The earliest recorded visit to this area was made by settler William Collins in 1804 when exploring the Port in the ship "Lady Nelson". He was particularly impressed by the South Esk and its cataract and wrote, "Upon approaching the entrance I observed a large fall of water over rocks, nearly a quarter of a mile up a straight gully between perpendicular rocks about 150 ft high.

The beauty of the scene is probably not surpassed in the world". For the early development of this resort we are indebted to a private organization call The Launceston City and Suburbs Improvement Association, formed in December 1899. This body undertook to construct an access along the Cataract Gorge, which took eight years to complete. In 1940, a suspension bridge was constructed across the South Esk River at the head of the First Basin to connect the two sides of the River area.

Further up the River, at Duck Reach , a turbine-driven power station was constructed by the Council and it is understood that Launceston had the distinction of being the first City south of the Equator to be lit by electricity, generated by water power. On the 10th December, 1895, electricity was officially switched on.

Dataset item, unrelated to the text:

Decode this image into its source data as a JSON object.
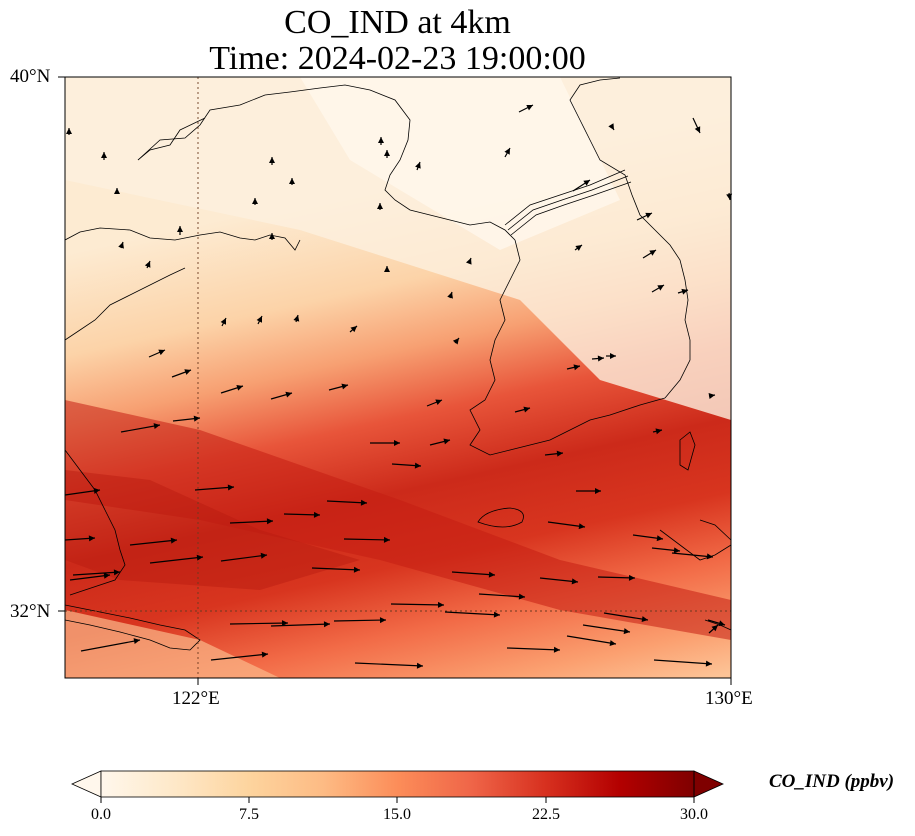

Apart from the magnificent vistas along the cataract there are the very enjoyable developed areas in the vicinity of the Cliff Grounds Restaurant and the First Basin swimming pool. There is an extremely interesting variety of natural flora totalling more than 70 species native to the area which is also inhabited by many different species of native fauna and approximately seventy different species of birds have been seen in the Gorge including nine species endemic to Tasmania.